Sri Lanka Cricket: A rudderless ship heading nowhere

Thursday, 24 February 2022 00:00 -     - {{hitsCtrl.values.hits}}

 


By Sa’adi Thawfeeq

Judging by the performance of the cricket team in Australia, it is becoming evidently clear that Sri Lanka cricket is a rudderless ship heading nowhere. 

A good example is how Sri Lanka Cricket (SLC) and the Cricket Development and Technical Advisory Committee (Tech) with all the super star pundits appointed by the Sports Minister are struggling to introduce a cohesive plan towards rescuing cricket from the depths it finds itself over the last six years. A classic example of the skewered line of thinking of the current SLC think-tank is clearly demonstrated with the recommendations allegedly being made by the Tech committee.

A head coach should have the stature to command respect of his charges and the names that have come up for the post in the past few weeks indicate that the Tech committee and SLC are nowhere close to identifying a suitable candidate with the required credentials for the post.

A Sri Lankan coach will never be able to manage the politics involved with cricket in Sri Lanka. We have tried several local coaches in the past and failed miserably. We are beating the same old tried and tested drum which has repeatedly proven a failure in trying to bring in local coaches.

You need an independent free-thinking coach who will do his job without any favours or agendas promoted by anybody. A very strong-willed independent coach who has the ability to establish a working relationship with the selectors and the rest of his support staff and form a team to be cohesive in everything they do. It has to be someone who will be only doing the job of a coach and not try to be a selector.

The current set of selectors are unfortunately handicapped with the fitness policies they have chosen to adopt and also the type of players they keep selecting in spite of blatant shortcomings in their skills and techniques which is a total disaster. Past selection committees have also worked with foreign coaches and at no stage had they had any issues with them. They have always managed them with a lot of diplomacy giving them the due recognition of the role they play and at the same time bringing in their line of thinking and convincing them to have trust in their judgement as well.

At the moment there is no visible cohesion at all. The selectors are saying one thing, the coaches are doing another and suddenly SLC find themselves without a coach before major series. They bring in coaches to replace the national head coach’s position as stop gaps when these coaches were not even given junior teams to manage. If you are going to be playing in the big league you need professionals, the right people with proven credentials. But what we find is that those responsible for looking for a head coach do not want professionals but lackeys whom they can control and keep interfering with.

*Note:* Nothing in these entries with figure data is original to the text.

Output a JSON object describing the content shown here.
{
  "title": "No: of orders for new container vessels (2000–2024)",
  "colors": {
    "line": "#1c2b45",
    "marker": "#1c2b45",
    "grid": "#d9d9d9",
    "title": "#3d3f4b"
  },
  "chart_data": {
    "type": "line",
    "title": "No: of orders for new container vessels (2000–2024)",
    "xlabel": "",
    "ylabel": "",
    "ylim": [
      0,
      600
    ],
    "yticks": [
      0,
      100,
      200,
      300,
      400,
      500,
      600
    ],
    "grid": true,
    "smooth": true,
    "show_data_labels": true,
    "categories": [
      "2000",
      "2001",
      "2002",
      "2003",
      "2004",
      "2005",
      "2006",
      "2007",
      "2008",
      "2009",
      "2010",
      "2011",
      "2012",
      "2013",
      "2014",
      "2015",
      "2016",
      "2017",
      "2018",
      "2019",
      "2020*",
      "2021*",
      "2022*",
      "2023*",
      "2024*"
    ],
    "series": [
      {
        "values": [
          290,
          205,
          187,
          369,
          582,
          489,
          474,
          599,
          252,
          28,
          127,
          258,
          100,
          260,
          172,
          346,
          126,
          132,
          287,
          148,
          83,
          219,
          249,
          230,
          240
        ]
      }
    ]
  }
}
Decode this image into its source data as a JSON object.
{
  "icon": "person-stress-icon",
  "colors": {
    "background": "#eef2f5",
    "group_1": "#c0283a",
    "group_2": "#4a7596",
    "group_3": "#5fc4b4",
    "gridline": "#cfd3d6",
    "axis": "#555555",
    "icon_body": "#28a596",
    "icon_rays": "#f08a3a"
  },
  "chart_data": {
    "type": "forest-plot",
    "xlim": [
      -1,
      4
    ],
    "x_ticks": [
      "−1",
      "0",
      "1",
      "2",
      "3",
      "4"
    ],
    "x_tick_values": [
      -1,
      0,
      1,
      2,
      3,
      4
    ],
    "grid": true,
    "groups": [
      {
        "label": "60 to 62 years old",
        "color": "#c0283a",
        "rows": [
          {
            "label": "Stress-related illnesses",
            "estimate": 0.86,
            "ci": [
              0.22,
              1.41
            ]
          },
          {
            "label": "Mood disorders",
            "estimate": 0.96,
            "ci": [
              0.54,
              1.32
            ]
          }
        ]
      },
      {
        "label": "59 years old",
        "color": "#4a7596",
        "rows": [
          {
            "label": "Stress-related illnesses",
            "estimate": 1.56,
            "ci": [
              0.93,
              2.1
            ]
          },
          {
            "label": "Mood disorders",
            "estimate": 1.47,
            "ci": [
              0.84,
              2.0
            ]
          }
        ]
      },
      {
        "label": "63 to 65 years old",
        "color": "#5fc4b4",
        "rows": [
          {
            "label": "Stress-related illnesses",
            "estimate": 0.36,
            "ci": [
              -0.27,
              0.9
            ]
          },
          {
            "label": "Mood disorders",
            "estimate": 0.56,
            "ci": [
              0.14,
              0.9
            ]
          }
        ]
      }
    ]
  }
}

We have treated our foreign coaches with such disdain and disrespectfulness, we have acquired a very poor reputation as unreliable employers. We have lost the credibility in the eyes of the international cricketing community. All this is naturally having a devastating effect on the national team’s performances.

The first four T20Is against Australia were all one-sided, this was in spite of David Warner and Mitch Marsh, their T20 World Cup heroes being rested. After taking a winning 3-0 lead in the five-match series Australia rested a few more of their key players and Sri Lanka still lost the fourth T20I.

Sri Lanka won the fifth and final T20I because they improved their running between the wickets which made the difference. They should have been doing that from the very first game. When you count the number of dot balls our batsmen played in the first four games that in itself tells the story of how clueless our coaching staff is with the boys not running their singles and twos.

With a T20 World Cup round the corner it is not fair to blame the cricketers for the shortcomings of the SLC and the Tech committee who have to take the entire blame.

You cannot expect to be parachuting a head coach seven months before a major tournament like the World Cup and expect him to produce miracles. He needs to get a team working together and there has to be a lot of thought and planning going into it, including a meaningful working relationship between the selectors and coaching staff with the administration fully backing them with all the resources required. It is a process.

The high-profile Tech committee with all the superstars was brought in with the hope that there would be very clear guidelines set to get cricket on track, but they have not taken one proper decision which has been accepted and garnered support from the cricketing fraternity in this country. It is a clear case of the blind leading the blind to any casual observer.